GlaxoSmithKline can yet make a virtue of being boring.

The U.K. pharmaceutical group released second-quarter results on Wednesday that were mercifully free of unpleasant surprises, management mishaps or unexpected strategic rethinks. That is something of a triumph: In the past two years, Glaxo has suffered from falling U.S. sales, a scandal in China, manufacturing problems and soul-searching about the shape of its business. Consistent, if unremarkable, performance is the first step toward recovery.

Glaxo’s new strategy is at odds with received industry wisdom. The company, led by chief executive Andrew Witty, argues pressure on drug pricing will mount, even in specialist, innovative medicines. It sees an opportunity to sell medicines in much greater volumes in the developing world. Meanwhile, bulking up in vaccines and the consumer health business through its multibillion asset swap with Novartis has given Glaxo a more robust, stable portfolio.

This all sounds encouraging for investors nervously eyeing a more competitive U.S. pricing environment. And while valuations in biotech reflect increasing hype around drugs in development, after Glaxo’s travails it has been trading at a discount even to the European pharma sector.

 


 

There are a few outstanding problems. First, there is the lingering worry that Glaxo’s strategy is born out of necessity, not desire. Despite substantial investment, with research and development spending running at about 18% of pharmaceutical and vaccine sales in the first half, the perception is that Glaxo’s pipeline lacks the quality of some peers.
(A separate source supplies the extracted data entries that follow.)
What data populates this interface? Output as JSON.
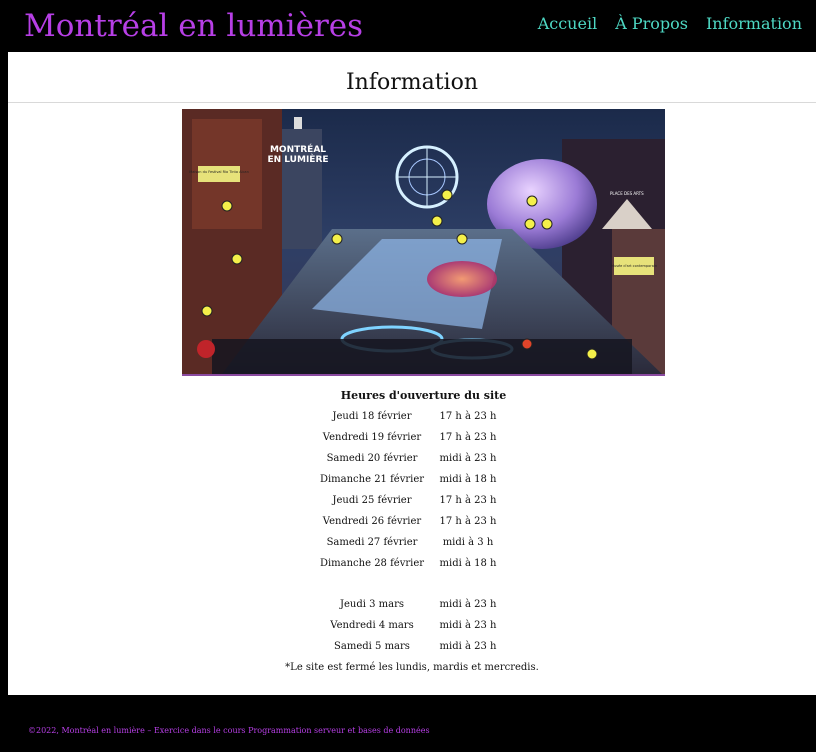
{
  "header": {
    "site_title": "Montréal en lumières",
    "nav": [
      {
        "label": "Accueil"
      },
      {
        "label": "À Propos"
      },
      {
        "label": "Information"
      }
    ]
  },
  "main": {
    "page_title": "Information",
    "map": {
      "logo_line1": "MONTRÉAL",
      "logo_line2": "EN LUMIÈRE",
      "sign_left": "Maison du Festival Rio Tinto Alcan",
      "sign_right": "Musée d'art contemporain",
      "label_place": "PLACE DES ARTS"
    },
    "hours": {
      "title": "Heures d'ouverture du site",
      "rows": [
        {
          "day": "Jeudi 18 février",
          "time": "17 h à 23 h"
        },
        {
          "day": "Vendredi 19 février",
          "time": "17 h à 23 h"
        },
        {
          "day": "Samedi 20 février",
          "time": "midi à 23 h"
        },
        {
          "day": "Dimanche 21 février",
          "time": "midi à 18 h"
        },
        {
          "day": "Jeudi 25 février",
          "time": "17 h à 23 h"
        },
        {
          "day": "Vendredi 26 février",
          "time": "17 h à 23 h"
        },
        {
          "day": "Samedi 27 février",
          "time": "midi à 3 h"
        },
        {
          "day": "Dimanche 28 février",
          "time": "midi à 18 h"
        }
      ],
      "rows_march": [
        {
          "day": "Jeudi 3 mars",
          "time": "midi à 23 h"
        },
        {
          "day": "Vendredi 4 mars",
          "time": "midi à 23 h"
        },
        {
          "day": "Samedi 5 mars",
          "time": "midi à 23 h"
        }
      ],
      "note": "*Le site est fermé les lundis, mardis et mercredis."
    }
  },
  "footer": {
    "text": "©2022, Montréal en lumière – Exercice dans le cours Programmation serveur et bases de données"
  },
  "colors": {
    "title_purple": "#b73fe6",
    "nav_teal": "#4ed8c4",
    "background": "#000000"
  }
}
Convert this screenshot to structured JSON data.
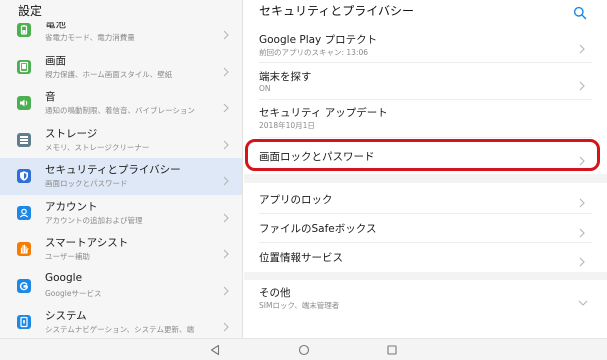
{
  "left_pane": {
    "header": "設定",
    "items": [
      {
        "title": "電池",
        "subtitle": "省電力モード、電力消費量",
        "icon": "battery-icon",
        "color": "#4caf50"
      },
      {
        "title": "画面",
        "subtitle": "視力保護、ホーム画面スタイル、壁紙",
        "icon": "display-icon",
        "color": "#4caf50"
      },
      {
        "title": "音",
        "subtitle": "通知の鳴動制限、着信音、バイブレーション",
        "icon": "sound-icon",
        "color": "#4caf50"
      },
      {
        "title": "ストレージ",
        "subtitle": "メモリ、ストレージクリーナー",
        "icon": "storage-icon",
        "color": "#607d8b"
      },
      {
        "title": "セキュリティとプライバシー",
        "subtitle": "画面ロックとパスワード",
        "icon": "shield-icon",
        "color": "#2f6fd6",
        "active": true
      },
      {
        "title": "アカウント",
        "subtitle": "アカウントの追加および管理",
        "icon": "account-icon",
        "color": "#1e88e5"
      },
      {
        "title": "スマートアシスト",
        "subtitle": "ユーザー補助",
        "icon": "hand-icon",
        "color": "#f57c00"
      },
      {
        "title": "Google",
        "subtitle": "Googleサービス",
        "icon": "google-icon",
        "color": "#1e88e5"
      },
      {
        "title": "システム",
        "subtitle": "システムナビゲーション、システム更新、端",
        "icon": "system-icon",
        "color": "#1e88e5"
      }
    ]
  },
  "right_pane": {
    "title": "セキュリティとプライバシー",
    "search_icon": "search-icon",
    "accent": "#1e88e5",
    "group1": [
      {
        "title": "Google Play プロテクト",
        "subtitle": "前回のアプリのスキャン: 13:06"
      },
      {
        "title": "端末を探す",
        "subtitle": "ON"
      },
      {
        "title": "セキュリティ アップデート",
        "subtitle": "2018年10月1日"
      },
      {
        "title": "画面ロックとパスワード",
        "subtitle": ""
      }
    ],
    "group2": [
      {
        "title": "アプリのロック"
      },
      {
        "title": "ファイルのSafeボックス"
      },
      {
        "title": "位置情報サービス"
      }
    ],
    "group3": [
      {
        "title": "その他",
        "subtitle": "SIMロック、端末管理者"
      }
    ]
  },
  "navbar": {
    "back_icon": "back-triangle-icon",
    "home_icon": "home-circle-icon",
    "recents_icon": "recents-square-icon"
  },
  "highlight_color": "#d4141a"
}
The challenge is to change that at a November investor day, where Glaxo will talk through its 40 new drugs in development. The company should at least benefit from generally low expectations.
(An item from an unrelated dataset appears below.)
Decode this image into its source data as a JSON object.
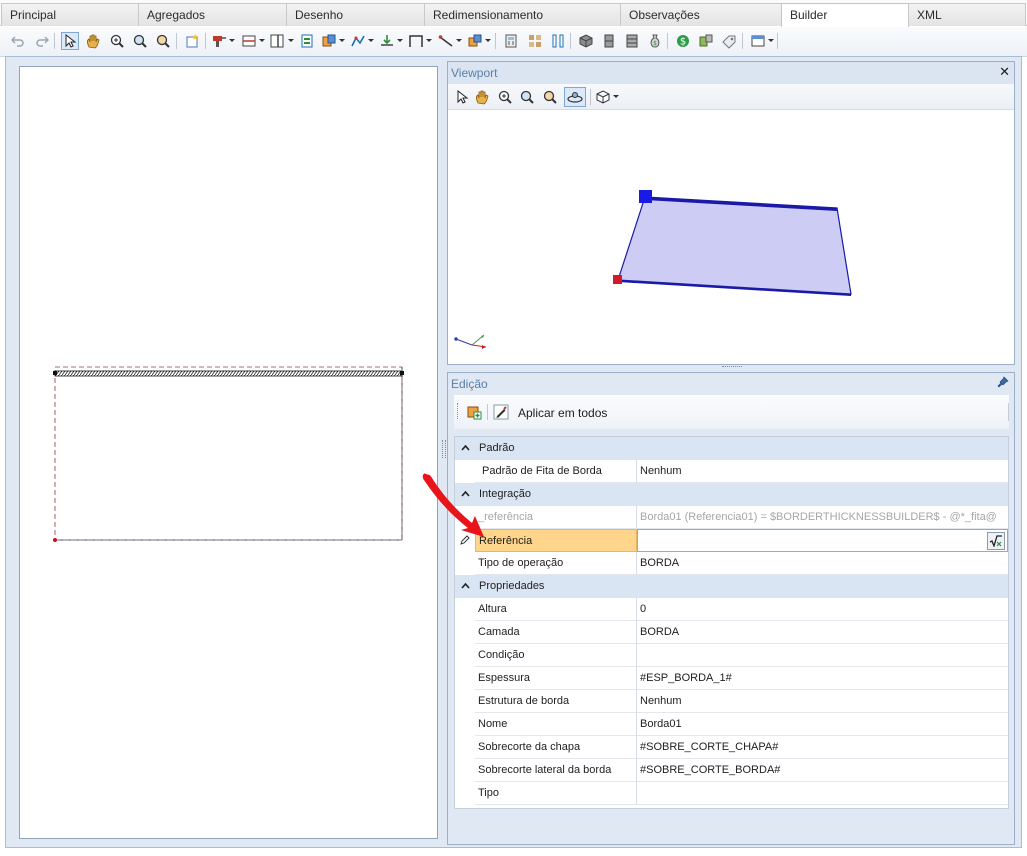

Glaxo’s business also doesn’t yet look steady enough. While it beat second-quarter earnings forecasts, these had come down 15% since April. Its large respiratory business is still under pressure in the U.S. Sales of new products offset this to a degree, but remain small in the overall context and are overly reliant on two HIV drugs. Meanwhile, some of Glaxo’s new respiratory products are struggling.

Finally, there is Glaxo’s tendency to fall over its own feet. The company needs to demonstrate it can quickly and reliably deliver on restructuring plans, which aim to save £3 billion ($4.68 billion) in annual costs by 2017. To really capture attention, Glaxo probably needs to show it is not only on track to meet 2020 margin targets but exceed them. For example, the operating margin of at least 20% targeted in the consumer business has already been criticized as unambitious versus peers like Reckitt Benckiser.

Mr. Witty says Glaxo is “hyper-fixated” on meeting its promises. It will take a few more uneventful quarters to build much excitement about success.